Sur la route de Mandalay
A voir l'or qui rutile sur le toit des pagodes et les statues de Bouddha, les urnes à donations qui débordent de billets, bonzes, bonzesses et bonzillons qui vont quêter leur nourriture le matin, on pourrait se dire qu'il s'agit d'une religion exploiteuse qui fait cracher le bon peuple au bassinet pour entretenir des moines avides et paresseux. Mais, outre que ceux-ci ont une fonction sociale, le bouddhisme jouit auprès de tous d'un préjugé favorable : une religion athée sans dieu créateur ou punisseur, sans prosélytisme massacreur, invitant à une recherche personnelle de la sagesse et à la non-violence. Pour tout dire, le contraire de l'Islam, parangon du fanatisme.
Beaucoup de dictatures se caractérisent par la forte densité d'uniformes, armée et police, dans les rues (je me souviens de l'Algérie de Boumedienne). En Birmanie on ne voit que quelques flics pour régler la circulation et quasiment aucun militaire. Est-ce à dire que la terreur est si forte que la junte n'a même pas besoin de manifester physiquement sa présence ou que la police secrète est partout comme en RDA ? Pourtant, chez des particuliers ou dans des boutiques, on voit des portrait d'Aung San Suu Kyi et de son père et les permanences de la Ligue Nationale pour la Démocratie ont pignon sur rue. Pourquoi, après tout ne pas espérer ? Le "retour dans les casernes" semble amorcé et peut-être que cette fois-ci le résultat des élections sera accepté par une junte consciente qu'elle ne peut demeurer éternellement au pouvoir.
Les jeunes Birmanes sont-elles mieux pourvues que leurs soeurs des pays voisins ou est-ce le drapé très ajusté du longyi qui leur fait les fesses si émouvantes et la démarche si invitante ? Ajoutez une ombrelle gracieusement inclinée et vous avez peut-être les femmes les plus belles du Sud-est asiatique. Les garçons en paraissent d'autant plus laids et ce ne sont pas les crêtes gominées ou les cheveux péroxydés à l'imitation des djeunes de chez nous qui arrangent les choses.
En Birmanie centrale on est un peu frustré d'exotisme. Sur les marchés on trouve plus de fraises, de pommes ou de raisins que de mangues ou de papayes (question de saison aussi, bien sûr). De plus à cette période de l'année les rizières sont vides et on voit surtout des champs de légumes ou une savane arborée avec des acacias, des eucalyptus, des gommiers, quelques banyans tout de même. La jungle telle qu'on l'imagine est plus au sud, mais en définitive le plus exotique ce sont les immeubles de Rangoon rongés par l'humidité, noircis de mousses et de champignons. Très durassiens.
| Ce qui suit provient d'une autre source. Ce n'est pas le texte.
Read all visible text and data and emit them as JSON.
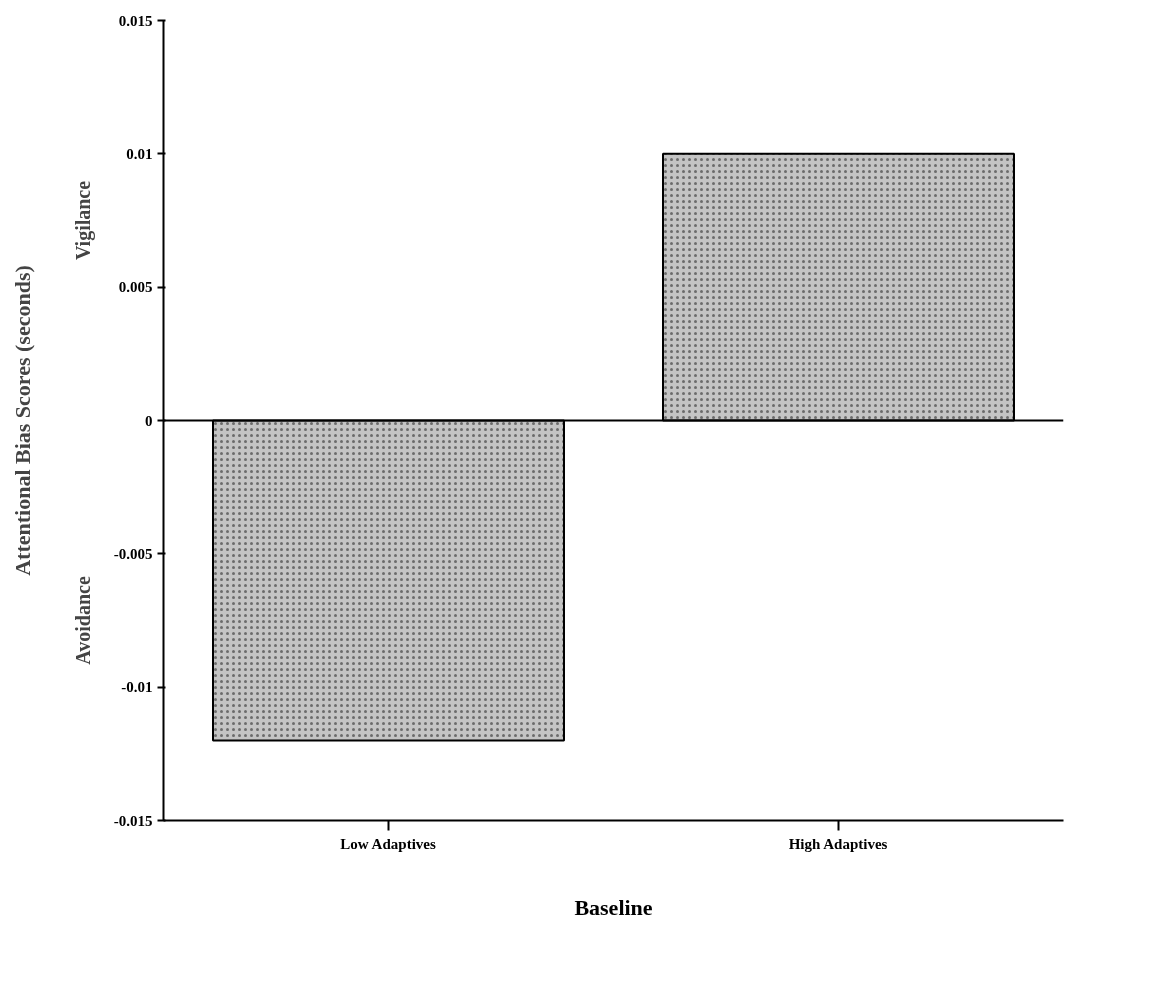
{
  "chart_data": {
    "type": "bar",
    "categories": [
      "Low Adaptives",
      "High Adaptives"
    ],
    "values": [
      -0.012,
      0.01
    ],
    "color": "#c4c4c4",
    "xlabel": "Baseline",
    "ylabel": "Attentional Bias Scores (seconds)",
    "annotations": [
      "Vigilance",
      "Avoidance"
    ],
    "ylim": [
      -0.015,
      0.015
    ],
    "yticks": [
      -0.015,
      -0.01,
      -0.005,
      0,
      0.005,
      0.01,
      0.015
    ],
    "ref_lines": [
      {
        "axis": "y",
        "value": 0,
        "color": "#000000"
      }
    ],
    "grid": false
  }
}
Les Asiatiques n'ont pas le culte de l'ancien et nous autres pauvres Occidentaux sommes parfois bien en peine de distinguer pagodes anciennes que nous sommes censés admirer et pagodes modernes. Toutes nous paraissent kitsch avec leurs dômes et leurs Bouddhas rutilants (même s'ils ne sont pas hilares et ventrus comme en Chine), l'éclat du verre sur les colonnes et celui des pierres précieuses, le carrelage. Nous trouvons mieux nos repères avec certains temples à moitié abandonnés, à Bagan notamment, où la brique la brique à nue et les voûtes très hautes évoquent l'art cistercien. Ou alors nous admirons ces temples en teck, en général du 19ème siècle, d'une sobriété nippone mais avec un très beau travail de sculpture sur bois (alentours de Mandalay).
La brume qui se déchire lentement au matin sur le lac Inle. Les immeubles à moitié abandonnés de Rangoon qui disent encore la gloire de Victoria, reine et impératrice. Le coucher de soleil sur la plaine de Bagan si on peut faire abstraction des clic-clacs.
"Et en 40 ans, qu'est-ce qui a changé en Birmanie ?". Les embouteillages à Rangoon, les vendeuses de soupe sur le trottoir qui consultent leur smartphone, les portrait d'Aung San Suu Kyi plus nombreux que n'étaient ceux de Ne Win.
Parlant d'ASSK, les Birmans francophones disent "la Dame", traduisant l'anglais "the Lady". Malheureusement si le mot anglais évoque noblesse et distinction, le mot français fait populo : "Voilà ma dame et mon gamin".
On se sent bien dans ce pays où la gentillesse est réelle et le sourire permanent. Partout des fleurs, à l'entrée des pagodes pour les offrir au Bouddha, mais aussi devant la plus humble cabane dans les villages. Très peu de chiens pelés ou galeux si nombreux dans le Tiers monde et les chats birmans, minces, souples et souvent très câlins, jouissent de toute la considération qui leur est due.